Joaquín “El Chapo” Guzmán Loera, ancien chef du cartel de Sinaloa, tente de rouvrir un front politique depuis sa prison de très haute sécurité aux États-Unis. Son avocat au Mexique, Gerardo Rincón Flores, affirme qu’il va transmettre aux autorités américaines une liste de 32 fonctionnaires présumément liés au narcotrafic. Cette liste, à ce stade, n’a pas été rendue publique. Aucun nom complet n’a été officiellement confirmé. Aucun document probant n’a été présenté publiquement.
Peña Nieto, López Obrador, Morena : les cercles visés
D’après les déclarations de Rincón Flores, les noms concerneraient des personnes liées aux administrations d’Enrique Peña Nieto et d’Andrés Manuel López Obrador. L’avocat affirme aussi que certains des responsables mentionnés seraient encore en fonction, tandis que d’autres auraient quitté leurs postes ou seraient en retrait politique.
Guzmán prétend viser des réseaux encore actifs ou récemment actifs dans l’appareil public mexicain. L’avocat soutient que la liste serait plus large que les versions déjà évoquées auparavant : non pas dix noms, mais trente-deux.
Une pression directe sur Mexico
Le dossier surgit alors qu’El Chapo multiplie les démarches depuis la prison fédérale ADX Florence, au Colorado. Il a envoyé plusieurs lettres à la justice américaine pour contester sa situation, demander une réponse judiciaire et réclamer son transfert vers le Mexique.
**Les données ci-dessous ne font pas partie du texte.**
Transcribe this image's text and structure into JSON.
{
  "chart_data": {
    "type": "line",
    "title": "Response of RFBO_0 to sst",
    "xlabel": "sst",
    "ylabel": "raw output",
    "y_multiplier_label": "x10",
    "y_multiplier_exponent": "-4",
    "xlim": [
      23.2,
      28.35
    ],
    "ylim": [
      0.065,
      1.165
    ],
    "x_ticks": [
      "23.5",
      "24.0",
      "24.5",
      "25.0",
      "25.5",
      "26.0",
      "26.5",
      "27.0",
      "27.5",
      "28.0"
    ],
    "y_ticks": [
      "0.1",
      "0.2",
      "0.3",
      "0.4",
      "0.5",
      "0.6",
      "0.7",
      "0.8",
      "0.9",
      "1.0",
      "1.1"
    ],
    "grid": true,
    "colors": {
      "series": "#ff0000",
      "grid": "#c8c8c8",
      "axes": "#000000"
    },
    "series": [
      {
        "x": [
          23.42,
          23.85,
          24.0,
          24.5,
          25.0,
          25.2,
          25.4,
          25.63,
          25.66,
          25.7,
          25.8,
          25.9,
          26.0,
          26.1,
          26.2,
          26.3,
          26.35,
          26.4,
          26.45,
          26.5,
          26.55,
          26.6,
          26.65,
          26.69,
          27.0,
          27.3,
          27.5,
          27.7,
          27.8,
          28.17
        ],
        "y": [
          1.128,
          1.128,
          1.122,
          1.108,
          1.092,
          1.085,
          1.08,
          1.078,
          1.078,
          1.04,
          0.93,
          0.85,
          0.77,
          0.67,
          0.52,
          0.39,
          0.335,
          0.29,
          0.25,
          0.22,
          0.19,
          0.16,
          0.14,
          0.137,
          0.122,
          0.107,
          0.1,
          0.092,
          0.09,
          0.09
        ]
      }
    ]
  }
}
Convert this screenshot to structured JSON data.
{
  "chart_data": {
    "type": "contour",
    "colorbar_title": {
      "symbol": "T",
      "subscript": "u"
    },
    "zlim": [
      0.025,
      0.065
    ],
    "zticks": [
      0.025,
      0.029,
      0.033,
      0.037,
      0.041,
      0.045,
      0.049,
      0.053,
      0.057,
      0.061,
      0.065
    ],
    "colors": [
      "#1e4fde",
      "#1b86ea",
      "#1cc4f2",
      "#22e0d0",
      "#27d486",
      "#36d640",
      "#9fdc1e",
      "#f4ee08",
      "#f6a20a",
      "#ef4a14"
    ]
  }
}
Guzmán tente d’obtenir une réaction officielle. Il se présente comme un détenu isolé, ignoré par les autorités mexicaines, et cherche à déplacer le centre du dossier vers Washington. La promesse d’une liste de responsables liés au narco ajoute une dimension politique à une bataille qui était jusque-là surtout carcérale et judiciaire.
Les États-Unis ont déjà fermé une porte
Le timing est crucial pour Guzmán. Fin juin, un tribunal fédéral du Colorado a rejeté sa demande civile concernant ses conditions de détention à ADX Florence, où il dénonce depuis des mois l’isolement et des conditions qu’il décrit comme inhumaines. Le juge a clos le dossier en faveur des autorités américaines. Son offensive sur les conditions de détention n’a pas abouti. La liste des 32 fonctionnaires apparaît désormais comme un autre levier : non plus seulement demander de l’aide, mais offrir des informations potentiellement sensibles sur des relais politiques du narcotrafic.
Un détenu à vie, mais encore capable de provoquer une onde politique
Pour rappel, El Chapo purge une peine de prison à vie plus 30 ans depuis sa condamnation aux États-Unis en 2019. La justice américaine l’a reconnu coupable d’avoir dirigé une entreprise criminelle liée au cartel de Sinaloa, avec trafic de drogue, blanchiment et violences. Il a aussi été condamné à la confiscation de 12,6 milliards de dollars. Sa marge judiciaire est très réduite. Mais politiquement, son nom reste toxique. Une liste transmise aux États-Unis, si elle contient des éléments exploitables, pourrait ouvrir des vérifications, des demandes de coopération, voire de nouveaux dossiers contre des responsables mexicains.
Ce qui peut suivre
Si la liste est réellement transmise, deux scénarios s’ouvrent. Soit les autorités américaines la jugent insuffisante, invérifiable ou intéressée, et elle reste un coup de pression. Soit certains éléments recoupent des enquêtes existantes, et le dossier peut devenir explosif pour des responsables mexicains passés ou encore en poste. Pour l’instant, seule certitude : depuis sa cellule de l’ADX Florence, El Chapo tente de transformer son isolement en arme politique. Et la cible annoncée n’est plus seulement la prison américaine, mais les liens présumés entre pouvoir mexicain et narcotrafic.